Can't test today, but will give it a spin tomorrow after work and report back.
Cu Selur
----
Dev versions are in the 'experimental'-folder of my GoogleDrive, which is linked on the download page. Offline between (including) 29th of June and 5th of July => RochHarz Festival
I updated project DiTServerRPC now the quality of "gguf-qwen" model is improved.
I suggest to use Q3 or Q4 quantization, for the colorization process these quantizations are fine.
First of all, congratulations on the excellent work. The results are very impressive.
How do you manage to avoid inconsistent coloring across different scenes when the same objects appear?
For example, in one video I extracted 4,000 frames. To achieve consistent colors for the same objects, I had to manually remove about 3,800 of them. In some cases, a lady's clothing was colored in five different colors across different frames. If I let the process run automatically, those color variations remained visible throughout the movie.
I hope that was just a test, because 3800 removal out of 4000 is really too much.
The trick is to no create too many reference frames, 1 ever 30 or 40 frames is enough.
CMNET2 will be able to keep color consistency.
But it could happen that even in his case there are colors inconsistency.
In this case the only working solution is to manually remove them, before starting the colorization.

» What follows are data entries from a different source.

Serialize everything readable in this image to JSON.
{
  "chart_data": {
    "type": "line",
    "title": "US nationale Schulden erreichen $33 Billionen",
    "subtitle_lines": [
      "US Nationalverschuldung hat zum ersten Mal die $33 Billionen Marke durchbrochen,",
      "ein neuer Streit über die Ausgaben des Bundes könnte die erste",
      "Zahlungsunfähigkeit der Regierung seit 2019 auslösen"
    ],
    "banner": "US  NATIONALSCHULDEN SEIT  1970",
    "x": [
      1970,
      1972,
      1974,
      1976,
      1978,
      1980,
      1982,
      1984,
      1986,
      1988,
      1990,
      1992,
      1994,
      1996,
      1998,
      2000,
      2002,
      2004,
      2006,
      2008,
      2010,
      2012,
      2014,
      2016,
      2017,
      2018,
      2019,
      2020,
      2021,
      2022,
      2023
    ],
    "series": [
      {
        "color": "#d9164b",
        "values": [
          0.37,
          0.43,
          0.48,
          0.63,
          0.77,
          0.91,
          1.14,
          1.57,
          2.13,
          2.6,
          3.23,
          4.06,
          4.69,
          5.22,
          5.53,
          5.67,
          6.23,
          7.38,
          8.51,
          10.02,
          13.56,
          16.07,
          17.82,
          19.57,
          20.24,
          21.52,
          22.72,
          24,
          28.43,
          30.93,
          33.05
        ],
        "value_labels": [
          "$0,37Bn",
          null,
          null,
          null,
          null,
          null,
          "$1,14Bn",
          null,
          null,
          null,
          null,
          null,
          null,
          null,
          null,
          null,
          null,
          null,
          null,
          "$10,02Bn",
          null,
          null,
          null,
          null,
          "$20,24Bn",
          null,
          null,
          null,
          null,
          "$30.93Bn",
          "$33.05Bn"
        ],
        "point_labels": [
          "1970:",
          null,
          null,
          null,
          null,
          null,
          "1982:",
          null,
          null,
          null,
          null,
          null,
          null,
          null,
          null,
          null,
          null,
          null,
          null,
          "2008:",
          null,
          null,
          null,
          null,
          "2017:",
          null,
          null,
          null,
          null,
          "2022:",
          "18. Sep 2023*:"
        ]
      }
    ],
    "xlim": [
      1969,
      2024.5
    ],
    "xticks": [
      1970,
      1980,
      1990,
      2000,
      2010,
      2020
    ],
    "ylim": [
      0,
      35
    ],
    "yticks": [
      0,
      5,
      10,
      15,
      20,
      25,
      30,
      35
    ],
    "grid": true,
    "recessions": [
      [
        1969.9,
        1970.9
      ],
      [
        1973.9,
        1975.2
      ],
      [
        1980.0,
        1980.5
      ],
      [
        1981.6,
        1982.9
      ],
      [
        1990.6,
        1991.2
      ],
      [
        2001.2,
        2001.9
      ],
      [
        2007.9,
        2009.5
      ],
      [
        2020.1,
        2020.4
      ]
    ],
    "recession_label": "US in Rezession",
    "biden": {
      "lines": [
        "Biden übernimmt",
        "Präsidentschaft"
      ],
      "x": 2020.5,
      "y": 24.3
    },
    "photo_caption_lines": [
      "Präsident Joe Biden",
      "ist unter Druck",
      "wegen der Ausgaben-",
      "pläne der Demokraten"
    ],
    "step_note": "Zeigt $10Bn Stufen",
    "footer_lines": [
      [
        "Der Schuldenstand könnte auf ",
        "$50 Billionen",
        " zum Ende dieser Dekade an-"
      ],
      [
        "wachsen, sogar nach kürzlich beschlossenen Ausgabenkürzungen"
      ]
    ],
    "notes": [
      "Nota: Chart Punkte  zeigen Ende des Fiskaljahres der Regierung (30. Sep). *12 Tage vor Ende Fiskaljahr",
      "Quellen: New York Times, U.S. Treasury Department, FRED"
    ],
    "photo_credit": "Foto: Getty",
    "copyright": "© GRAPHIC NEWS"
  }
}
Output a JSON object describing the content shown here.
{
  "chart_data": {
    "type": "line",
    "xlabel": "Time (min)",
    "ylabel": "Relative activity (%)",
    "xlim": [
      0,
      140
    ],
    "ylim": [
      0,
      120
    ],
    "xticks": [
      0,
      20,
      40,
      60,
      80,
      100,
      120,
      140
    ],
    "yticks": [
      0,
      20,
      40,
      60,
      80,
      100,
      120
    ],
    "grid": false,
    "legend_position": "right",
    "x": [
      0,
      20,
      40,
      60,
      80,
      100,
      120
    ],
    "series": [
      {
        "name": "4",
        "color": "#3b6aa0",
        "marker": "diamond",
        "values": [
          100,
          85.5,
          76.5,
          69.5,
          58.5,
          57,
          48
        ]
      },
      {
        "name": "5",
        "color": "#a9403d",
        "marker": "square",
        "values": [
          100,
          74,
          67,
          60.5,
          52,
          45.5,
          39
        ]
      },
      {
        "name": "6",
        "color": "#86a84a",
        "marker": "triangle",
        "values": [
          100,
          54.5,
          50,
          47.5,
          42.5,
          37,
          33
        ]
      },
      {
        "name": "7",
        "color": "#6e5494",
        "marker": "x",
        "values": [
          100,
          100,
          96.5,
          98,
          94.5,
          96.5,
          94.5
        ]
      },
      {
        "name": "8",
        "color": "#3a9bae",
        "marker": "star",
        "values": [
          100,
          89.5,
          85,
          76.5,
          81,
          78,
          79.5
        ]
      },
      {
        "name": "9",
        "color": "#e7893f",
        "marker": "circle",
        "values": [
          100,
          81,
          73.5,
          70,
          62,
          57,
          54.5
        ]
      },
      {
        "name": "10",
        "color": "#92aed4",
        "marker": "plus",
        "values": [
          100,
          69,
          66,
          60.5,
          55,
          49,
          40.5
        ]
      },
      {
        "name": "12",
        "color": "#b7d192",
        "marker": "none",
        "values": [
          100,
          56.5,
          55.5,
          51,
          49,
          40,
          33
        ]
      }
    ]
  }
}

In my experience is necessary to remove not more than 10-20 reference frames on total frames of 4000.
Given the logic behind CMNET2 if in the permanent memory are found for the same feature (for example a car) different colors, the color in output will be a blended color of color founds (they are equally merged). For such reason it is better to keep max_memory_frames in a range of 20-50. I tried to use max_memory_frames=500, but it was a disaster, too many conflicts and the colors in output were faded due too many colors used in the blending.